I’ve recently discussed two trends in military technology. The week before lasts’ post on the 1990s non-revolution in military affairs argued that low-tech adversaries simply make themselves scarce when faced with a technologically superior foe. Before that I discussed the impact on the survivability of expensive top-end platforms of the new generation of long range sensors and weapons.
The former observations apply to the asymmetric campaigns that western forces have fought over the past 15 years in the Middle East. The latter apply in the ‘anti-access/area denial’ world of future major power conflict. It should be worrying for planners of future force structures that exquisitely capable but increasingly expensive high-end platforms don’t look to have a decisive role in either.

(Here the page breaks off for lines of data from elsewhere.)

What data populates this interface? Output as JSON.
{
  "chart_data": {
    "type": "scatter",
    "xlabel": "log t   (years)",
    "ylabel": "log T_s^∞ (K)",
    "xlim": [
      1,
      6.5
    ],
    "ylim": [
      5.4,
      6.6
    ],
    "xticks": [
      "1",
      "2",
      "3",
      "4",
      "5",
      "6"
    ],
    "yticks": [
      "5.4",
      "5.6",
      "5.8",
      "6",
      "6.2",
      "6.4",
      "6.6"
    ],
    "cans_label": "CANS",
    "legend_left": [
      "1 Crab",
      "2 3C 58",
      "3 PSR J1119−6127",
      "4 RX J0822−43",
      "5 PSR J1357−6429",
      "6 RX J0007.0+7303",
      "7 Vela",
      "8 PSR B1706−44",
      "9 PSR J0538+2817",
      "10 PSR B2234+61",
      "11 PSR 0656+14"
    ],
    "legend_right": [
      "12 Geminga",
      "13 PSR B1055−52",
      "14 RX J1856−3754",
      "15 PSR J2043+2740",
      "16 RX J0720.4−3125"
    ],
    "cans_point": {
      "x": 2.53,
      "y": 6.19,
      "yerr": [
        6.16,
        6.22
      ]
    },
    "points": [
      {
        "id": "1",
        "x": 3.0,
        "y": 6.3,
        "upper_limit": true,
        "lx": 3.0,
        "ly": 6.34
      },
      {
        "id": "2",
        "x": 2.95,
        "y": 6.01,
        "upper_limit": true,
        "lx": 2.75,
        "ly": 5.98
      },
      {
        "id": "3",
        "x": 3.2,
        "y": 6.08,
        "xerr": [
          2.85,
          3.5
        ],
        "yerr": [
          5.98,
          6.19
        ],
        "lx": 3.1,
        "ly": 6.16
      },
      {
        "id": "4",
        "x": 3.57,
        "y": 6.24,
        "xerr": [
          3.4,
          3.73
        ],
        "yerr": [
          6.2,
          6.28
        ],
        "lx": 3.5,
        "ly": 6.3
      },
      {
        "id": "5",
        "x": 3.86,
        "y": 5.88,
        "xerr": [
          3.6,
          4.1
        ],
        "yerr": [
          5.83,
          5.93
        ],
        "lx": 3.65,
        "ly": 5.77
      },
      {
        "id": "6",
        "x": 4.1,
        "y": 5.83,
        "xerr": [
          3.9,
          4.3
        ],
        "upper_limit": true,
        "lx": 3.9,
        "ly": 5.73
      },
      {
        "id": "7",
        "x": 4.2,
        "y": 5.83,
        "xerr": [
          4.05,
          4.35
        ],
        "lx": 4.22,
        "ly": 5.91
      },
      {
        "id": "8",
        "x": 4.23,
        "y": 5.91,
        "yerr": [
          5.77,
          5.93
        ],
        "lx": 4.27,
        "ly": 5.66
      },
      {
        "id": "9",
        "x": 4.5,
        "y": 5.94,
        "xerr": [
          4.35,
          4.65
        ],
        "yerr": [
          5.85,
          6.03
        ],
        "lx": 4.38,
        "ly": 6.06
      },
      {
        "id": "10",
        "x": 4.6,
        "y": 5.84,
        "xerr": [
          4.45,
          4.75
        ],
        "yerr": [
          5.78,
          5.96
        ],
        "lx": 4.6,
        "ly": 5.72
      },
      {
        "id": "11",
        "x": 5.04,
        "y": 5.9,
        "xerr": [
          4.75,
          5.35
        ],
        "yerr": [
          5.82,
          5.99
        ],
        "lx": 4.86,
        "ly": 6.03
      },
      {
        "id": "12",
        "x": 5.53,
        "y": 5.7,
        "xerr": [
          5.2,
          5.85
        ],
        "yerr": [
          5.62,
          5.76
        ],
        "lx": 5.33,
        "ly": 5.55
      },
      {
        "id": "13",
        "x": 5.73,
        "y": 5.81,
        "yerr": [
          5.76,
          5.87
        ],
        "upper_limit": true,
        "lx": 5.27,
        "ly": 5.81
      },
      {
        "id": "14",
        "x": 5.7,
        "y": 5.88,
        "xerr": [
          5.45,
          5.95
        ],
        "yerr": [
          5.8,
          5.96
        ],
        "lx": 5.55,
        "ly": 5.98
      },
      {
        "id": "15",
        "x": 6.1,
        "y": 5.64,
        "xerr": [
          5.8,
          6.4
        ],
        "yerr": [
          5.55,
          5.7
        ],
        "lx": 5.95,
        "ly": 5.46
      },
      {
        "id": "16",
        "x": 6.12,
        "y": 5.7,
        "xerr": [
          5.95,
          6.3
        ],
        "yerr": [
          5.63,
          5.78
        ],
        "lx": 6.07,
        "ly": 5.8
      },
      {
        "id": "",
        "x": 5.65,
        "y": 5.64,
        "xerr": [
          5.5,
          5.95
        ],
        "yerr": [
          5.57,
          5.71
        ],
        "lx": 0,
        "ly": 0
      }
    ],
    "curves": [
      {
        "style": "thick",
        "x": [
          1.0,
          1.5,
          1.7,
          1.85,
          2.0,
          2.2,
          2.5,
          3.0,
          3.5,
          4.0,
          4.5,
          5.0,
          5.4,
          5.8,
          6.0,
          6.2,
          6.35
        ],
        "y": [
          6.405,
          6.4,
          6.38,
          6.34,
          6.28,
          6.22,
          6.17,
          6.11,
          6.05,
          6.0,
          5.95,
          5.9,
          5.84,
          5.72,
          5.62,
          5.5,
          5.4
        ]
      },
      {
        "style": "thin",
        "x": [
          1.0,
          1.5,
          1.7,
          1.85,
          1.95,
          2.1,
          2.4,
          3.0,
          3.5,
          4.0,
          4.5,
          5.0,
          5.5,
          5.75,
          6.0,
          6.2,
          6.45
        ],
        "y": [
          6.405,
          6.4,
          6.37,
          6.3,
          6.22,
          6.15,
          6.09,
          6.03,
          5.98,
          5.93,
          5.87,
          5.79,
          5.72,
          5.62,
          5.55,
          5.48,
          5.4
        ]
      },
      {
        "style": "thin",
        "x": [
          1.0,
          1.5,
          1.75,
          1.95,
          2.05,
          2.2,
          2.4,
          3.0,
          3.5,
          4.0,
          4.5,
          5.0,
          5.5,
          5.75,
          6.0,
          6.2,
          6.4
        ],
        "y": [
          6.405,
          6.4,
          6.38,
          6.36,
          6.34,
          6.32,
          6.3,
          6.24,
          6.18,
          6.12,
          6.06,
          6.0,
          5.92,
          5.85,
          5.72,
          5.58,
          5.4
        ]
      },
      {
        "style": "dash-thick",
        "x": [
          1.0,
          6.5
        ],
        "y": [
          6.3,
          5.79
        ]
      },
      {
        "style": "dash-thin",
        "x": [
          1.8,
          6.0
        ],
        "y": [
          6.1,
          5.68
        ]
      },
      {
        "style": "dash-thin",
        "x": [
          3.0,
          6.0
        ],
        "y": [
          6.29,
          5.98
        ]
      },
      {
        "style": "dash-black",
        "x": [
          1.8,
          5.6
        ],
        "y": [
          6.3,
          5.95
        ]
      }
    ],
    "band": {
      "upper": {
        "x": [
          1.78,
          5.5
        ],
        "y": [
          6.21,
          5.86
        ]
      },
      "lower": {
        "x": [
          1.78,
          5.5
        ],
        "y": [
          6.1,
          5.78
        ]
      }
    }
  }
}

But somewhere in between there’s the ‘just right’ campaign, where those platforms are exactly what’s required. That includes the 1991 Gulf War and the NATO contribution to the Kosovo campaign in 1998–99. In both cases western forces avoided exposure to insurgency because they weren’t involved in extended ground campaigns. And Iraq and Serbia’s air defence capabilities didn’t seriously trouble American-led air power.
It was a grand time for advocates of air power. I sat through many a presentation of the virtues of bloodless (for the winners) achievement of strategic aims through precision strike. The trouble is that the 1990s, when that mindset was at its strongest and the worship of airpower reached its zenith, doesn’t look much like today’s world.
The post 2003 insurgency in Iraq was only put down by the many boots on the ground of the 2007 ‘surge’. And, as we know now, it left behind a very fragile environment, creating space for a hideous new hybrid actor in the form of ISIL. Russia is showing that state-backed hard power still plays a role in international affairs and it’s seriously rattling European notions of post Cold War peace. In the Pacific theatre the United States is facing an ever more challenging access environment as China builds its military power, especially numerous missile systems designed to keep American naval power at arm’s length.
Insurgencies and anti-access systems are both asymmetric in the sense that they don’t tackle the strengths of western forces head on. They’re post-RMA strategies that blunt the advantages otherwise conferred by sophisticated weapon systems. Neither are a new idea; the Viet Cong successfully adopted guerilla tactics against a much more powerful United States half a century ago and Egypt’s asymmetric approach to Israeli air power and armour in 1973 achieved their goals.
There are two possible responses to the contemporary versions of these challenges. The first is to push on and develop ever more elaborate platforms to maintain a technological edge. There are numerous downsides to that idea. It will require better defensive suites to allow the platforms to get close enough to do their job, with commensurate cost and weight penalties. The R&D will take ever longer, if the 19 years and counting of the F-35 wasn’t enough. And there’s always the risk that we’d be deep into diminishing returns, as adversaries think up new asymmetric responses (not least of which the ‘swarming’ of major platforms by large numbers of much cheaper systems), steal the technology for themselves, or both.
I think the better answer is summed up in the old saying about the relative merits of not beating them and joining them. If the adversaries are using long-range sensor and weapon systems on one hand and dispersion on the other, it suggests a new approach that takes the best of both worlds. Major platforms of the future mightn’t deliver end effects themselves, but a swarm of smaller sub-systems that by virtue of numbers could provide area coverage for ISR, persistence in the battlespace and, when called together, locally outnumber even sophisticated defences.
The sub-systems could be networked together, and in the future Moore’s Law will probably enable autonomous systems. In short, the future of military power might be R2-D2s rather than Death Stars (PDF):
‘Just as the Death Stars’ vulnerability and inadequacy are perfectly realistic, the superior operational performance of a simple droid corresponds to real-life experience. Time and again, war-winning weapons tend to be simple, inexpensive and small.’
The author of that piece could usefully have added ‘and numerous’ at the end there, but the rest of the sentiment is right. The resultant force mightn’t look as impressive as today’s—perhaps a problem for peacetime ‘presence’ and alliance assurance—but it’ll be more effective when it counts.
Two things will be required to make that future a reality. First, the temptation to make the sub-systems as capable as possible will have to be resisted—that way awaits further R&D, cost and schedule problems. Second—and more difficult to achieve—is the need for military planners to give up on Death Stars. If recent reports on the RAN’s frigate plans are to be believed, there’s a fair way to go yet.